Im Gespräch zeigte sich Klopp bestens über den Wuppertaler Fußball informiert. Er erinnerte sich detailliert an sein Tor beim Zweitligaspiel des FSV Mainz 05 gegen den Wuppertaler SV in der Saison 1992/93. Beim 1:3 im Stadion am Zoo erzielte er in der Schlussminute den einzigen Treffer der Gäste. Die Partie markierte zugleich das erste Heimspiel des WSV nach dem Wiederaufstieg in die 2. Bundesliga. Vor rund 13.000 Zuschauern sorgten Sun-Hong Wang und Michael Tönnies mit ihren Treffern für große Fußballbegeisterung in Wuppertal. Ebenso präsent war Klopp der 3:1-Erfolg der Mainzer am Zoo zwei Jahre später.

Die damaligen WSV-Trainer waren Gerd vom Bruch beim Sieg 1992 sowie Michael Lorkowski bei der späteren Niederlage gegen Mainz. Zu den prägenden Wegbegleitern Klopps zählte in dieser Zeit außerdem Wolfgang Frank, dessen moderne Spielphilosophie den späteren Bundestrainer nachhaltig beeinflusste. Frank war 2008 für wenige Monate Cheftrainer des Wuppertaler SV.

Zu einer weiteren Begegnung kam es im März 2011, als Borussia Dortmund unter Klopp zu einem Freundschaftsspiel im Stadion am Zoo gastierte. Im Gespräch mit der Wuppertaler Rundschau erinnerte sich der Dortmunder Trainer erneut an seinen Treffer in Wuppertal und zeigte sich zugleich bestens über die damalige Ligazugehörigkeit des WSV informiert. Auch Vereinsgrößen wie Günter Pröpper, Horst Szymaniak und Erich Ribbeck gehörten zu den Namen, die Klopp aus der Geschichte des Wuppertaler Fußballs präsent hatte.

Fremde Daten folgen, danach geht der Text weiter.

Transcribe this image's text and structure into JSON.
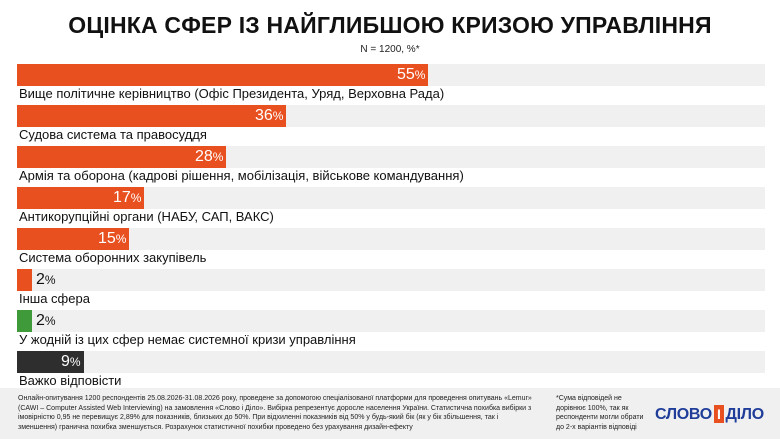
{
  "title": "ОЦІНКА СФЕР ІЗ НАЙГЛИБШОЮ КРИЗОЮ УПРАВЛІННЯ",
  "subtitle": "N = 1200, %*",
  "colors": {
    "orange": "#e8501f",
    "green": "#3f9b3a",
    "dark": "#2e2e2e",
    "track": "#f0f0f0"
  },
  "chart_data": {
    "type": "bar",
    "orientation": "horizontal",
    "title": "ОЦІНКА СФЕР ІЗ НАЙГЛИБШОЮ КРИЗОЮ УПРАВЛІННЯ",
    "xlim": [
      0,
      100
    ],
    "unit": "%",
    "categories": [
      "Вище політичне керівництво (Офіс Президента, Уряд, Верховна Рада)",
      "Судова система та правосуддя",
      "Армія та оборона (кадрові рішення, мобілізація, військове командування)",
      "Антикорупційні органи (НАБУ, САП, ВАКС)",
      "Система оборонних закупівель",
      "Інша сфера",
      "У жодній із цих сфер немає системної кризи управління",
      "Важко відповісти"
    ],
    "values": [
      55,
      36,
      28,
      17,
      15,
      2,
      2,
      9
    ],
    "bar_colors": [
      "#e8501f",
      "#e8501f",
      "#e8501f",
      "#e8501f",
      "#e8501f",
      "#e8501f",
      "#3f9b3a",
      "#2e2e2e"
    ]
  },
  "footer": {
    "note": "Онлайн-опитування 1200 респондентів 25.08.2026-31.08.2026 року, проведене за допомогою спеціалізованої платформи для проведення опитувань «Lemur» (CAWI – Computer Assisted Web Interviewing) на замовлення «Слово і Діло». Вибірка репрезентує доросле населення України. Статистична похибка вибірки з імовірністю 0,95 не перевищує 2,89% для показників, близьких до 50%. При відхиленні показників від 50% у будь-який бік (як у бік збільшення, так і зменшення) гранична похибка зменшується. Розрахунок статистичної похибки проведено без урахування дизайн-ефекту",
    "side_note": "*Сума відповідей не дорівнює 100%, так як респонденти могли обрати до 2-х варіантів відповіді"
  },
  "logo": {
    "word1": "СЛОВО",
    "word2": "І",
    "word3": "ДІЛО"
  }
}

Positive Erinnerungen verbindet auch der Wuppertaler ZDF-Sportmoderator Martin Schneider mit dem neuen Bundestrainer. Während der Weltmeisterschaft 2006 und der Europameisterschaft 2008 arbeitete Schneider mit Klopp zusammen, der damals als TV-Experte für das ZDF tätig war. Bereits in dieser Rolle überzeugte Klopp durch seine Fähigkeit, taktische Zusammenhänge verständlich und präzise zu vermitteln. Seine offene Art, sein Fachwissen und seine authentische Persönlichkeit machten ihn früh zu einer prägenden Stimme der Fußballberichterstattung. Die Verpflichtung durch das ZDF erwies sich rückblickend als großer Gewinn für die Sportredaktion.

Nach Einschätzung Schneiders hat sich Klopp trotz seiner internationalen Erfolge seinen Charakter bewahrt. Er gilt weiterhin als authentisch, sozial engagiert und nahbar. An ein gemeinsames Fußballspiel mit einer ZDF-Auswahl im Jahr 2008 erinnert sich Schneider ebenfalls. Neben Johannes B. Kerner und Béla Réthy stand auch Klopp auf dem Platz, dessen Stärken nach übereinstimmender Einschätzung jedoch schon damals deutlich mehr in der Analyse des Spiels als in der eigenen aktiven Rolle lagen.